Mukhtar Mai (C) receives a standing ovation as she takes the stage following a performance of the opera “Thumbprint,” at the Roy and Edna Disney/Calarts Theater. Photograph: (AFP)
But while the opera ends with Mukhtar Mai's attackers sentenced to death, in real life, the rapists were acquitted by a Pakistani court
Mukhtar Mai, who was raped by a group of men fifteen years back in her village in Pakistan, watched her ordeal being played out in an opera in the United States.
"I was very emotional when I first started watching it and began reliving the incident in my mind," Mai, 37, told AFP on Friday, after attending the Los Angeles premiere of "Thumbprint."
"But then as the opera progressed, it became easier to watch and I felt more courage," she said in Urdu, speaking through a translator.
"Thumbprint" made its debut in New York in 2014 but Mai was watching the opera inspired from her life for the first time.
The opera is about how Mai took his rapists to court, a highly unusual move by a woman in a male-dominated society.

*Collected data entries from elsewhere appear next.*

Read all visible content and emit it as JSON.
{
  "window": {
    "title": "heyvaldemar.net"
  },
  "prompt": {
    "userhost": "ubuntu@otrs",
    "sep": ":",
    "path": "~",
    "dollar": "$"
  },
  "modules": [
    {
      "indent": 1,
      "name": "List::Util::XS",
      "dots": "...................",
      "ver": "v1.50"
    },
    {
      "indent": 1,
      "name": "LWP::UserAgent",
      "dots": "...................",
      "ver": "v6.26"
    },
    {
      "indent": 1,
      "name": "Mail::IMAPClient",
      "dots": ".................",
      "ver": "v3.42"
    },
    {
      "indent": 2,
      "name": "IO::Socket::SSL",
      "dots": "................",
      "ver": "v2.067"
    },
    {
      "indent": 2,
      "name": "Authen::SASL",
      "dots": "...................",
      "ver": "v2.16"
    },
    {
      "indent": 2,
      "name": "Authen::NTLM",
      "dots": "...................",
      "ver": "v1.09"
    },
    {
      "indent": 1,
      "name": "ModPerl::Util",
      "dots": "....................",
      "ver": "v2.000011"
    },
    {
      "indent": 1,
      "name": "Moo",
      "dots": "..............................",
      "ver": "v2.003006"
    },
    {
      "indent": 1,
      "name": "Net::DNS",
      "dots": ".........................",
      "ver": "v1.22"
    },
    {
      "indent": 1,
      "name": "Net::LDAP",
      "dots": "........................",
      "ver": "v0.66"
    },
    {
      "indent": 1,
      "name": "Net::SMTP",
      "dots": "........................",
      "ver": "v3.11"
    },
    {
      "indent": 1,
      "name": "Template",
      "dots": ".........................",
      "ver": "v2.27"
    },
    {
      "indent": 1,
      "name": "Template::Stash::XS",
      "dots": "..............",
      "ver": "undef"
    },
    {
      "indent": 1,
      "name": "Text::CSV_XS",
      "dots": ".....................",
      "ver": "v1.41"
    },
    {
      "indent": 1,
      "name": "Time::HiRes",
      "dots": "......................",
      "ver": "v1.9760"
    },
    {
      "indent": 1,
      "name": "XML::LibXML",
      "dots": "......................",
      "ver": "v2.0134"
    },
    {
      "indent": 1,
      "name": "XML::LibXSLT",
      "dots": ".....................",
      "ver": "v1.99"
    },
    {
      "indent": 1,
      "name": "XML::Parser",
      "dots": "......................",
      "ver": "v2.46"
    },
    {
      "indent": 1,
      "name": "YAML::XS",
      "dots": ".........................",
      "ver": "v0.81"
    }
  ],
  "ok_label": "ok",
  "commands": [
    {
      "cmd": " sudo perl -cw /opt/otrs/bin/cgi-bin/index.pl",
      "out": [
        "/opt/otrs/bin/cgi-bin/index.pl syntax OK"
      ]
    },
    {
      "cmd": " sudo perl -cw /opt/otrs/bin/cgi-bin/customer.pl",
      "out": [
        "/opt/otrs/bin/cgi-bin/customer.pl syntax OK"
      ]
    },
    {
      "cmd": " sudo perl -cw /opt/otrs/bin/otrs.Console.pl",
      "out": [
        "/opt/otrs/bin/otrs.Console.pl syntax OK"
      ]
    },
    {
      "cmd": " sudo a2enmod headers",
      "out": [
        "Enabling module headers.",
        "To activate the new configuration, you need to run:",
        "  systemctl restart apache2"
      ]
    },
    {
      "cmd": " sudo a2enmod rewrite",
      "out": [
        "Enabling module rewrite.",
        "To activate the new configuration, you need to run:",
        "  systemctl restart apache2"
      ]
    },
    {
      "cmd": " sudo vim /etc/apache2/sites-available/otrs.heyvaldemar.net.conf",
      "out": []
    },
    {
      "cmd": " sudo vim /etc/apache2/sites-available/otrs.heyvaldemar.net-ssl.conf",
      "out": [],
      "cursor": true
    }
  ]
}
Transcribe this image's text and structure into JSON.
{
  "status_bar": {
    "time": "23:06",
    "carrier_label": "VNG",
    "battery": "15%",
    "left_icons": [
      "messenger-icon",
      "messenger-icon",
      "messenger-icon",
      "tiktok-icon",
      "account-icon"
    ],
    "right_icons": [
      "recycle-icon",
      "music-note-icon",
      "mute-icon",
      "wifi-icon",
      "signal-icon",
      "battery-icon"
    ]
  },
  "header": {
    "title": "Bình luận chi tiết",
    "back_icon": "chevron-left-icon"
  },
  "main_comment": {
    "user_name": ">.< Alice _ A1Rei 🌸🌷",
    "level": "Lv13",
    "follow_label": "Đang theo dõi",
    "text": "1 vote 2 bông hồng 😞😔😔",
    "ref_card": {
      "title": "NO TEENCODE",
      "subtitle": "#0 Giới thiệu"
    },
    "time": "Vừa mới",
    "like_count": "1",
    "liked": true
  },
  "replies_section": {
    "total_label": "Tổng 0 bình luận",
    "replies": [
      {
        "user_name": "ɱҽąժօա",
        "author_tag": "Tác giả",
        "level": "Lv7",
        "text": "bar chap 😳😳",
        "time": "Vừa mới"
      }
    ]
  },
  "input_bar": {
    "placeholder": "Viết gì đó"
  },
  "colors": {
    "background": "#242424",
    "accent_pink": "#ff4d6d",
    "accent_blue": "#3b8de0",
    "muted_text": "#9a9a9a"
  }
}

But while the opera ends with her attackers sentenced to death, in real life, the rapists were acquitted by a Pakistani court.
"My rapists live across from my house and I try not to cross paths with them," said Mai, who used compensation money from her case to start several schools and a women's shelter in her village. "When I walk past, they taunt me and make catcalls."
The village council was in cahoots with the rapists. It had allowed the men to rape Mai because her 12-year-old brother was falsely accused of having an illicit affair with a woman from the dominant clan in the village.
The opera has been composed by Kamala Sankaram and librettist Susan Yankowitz.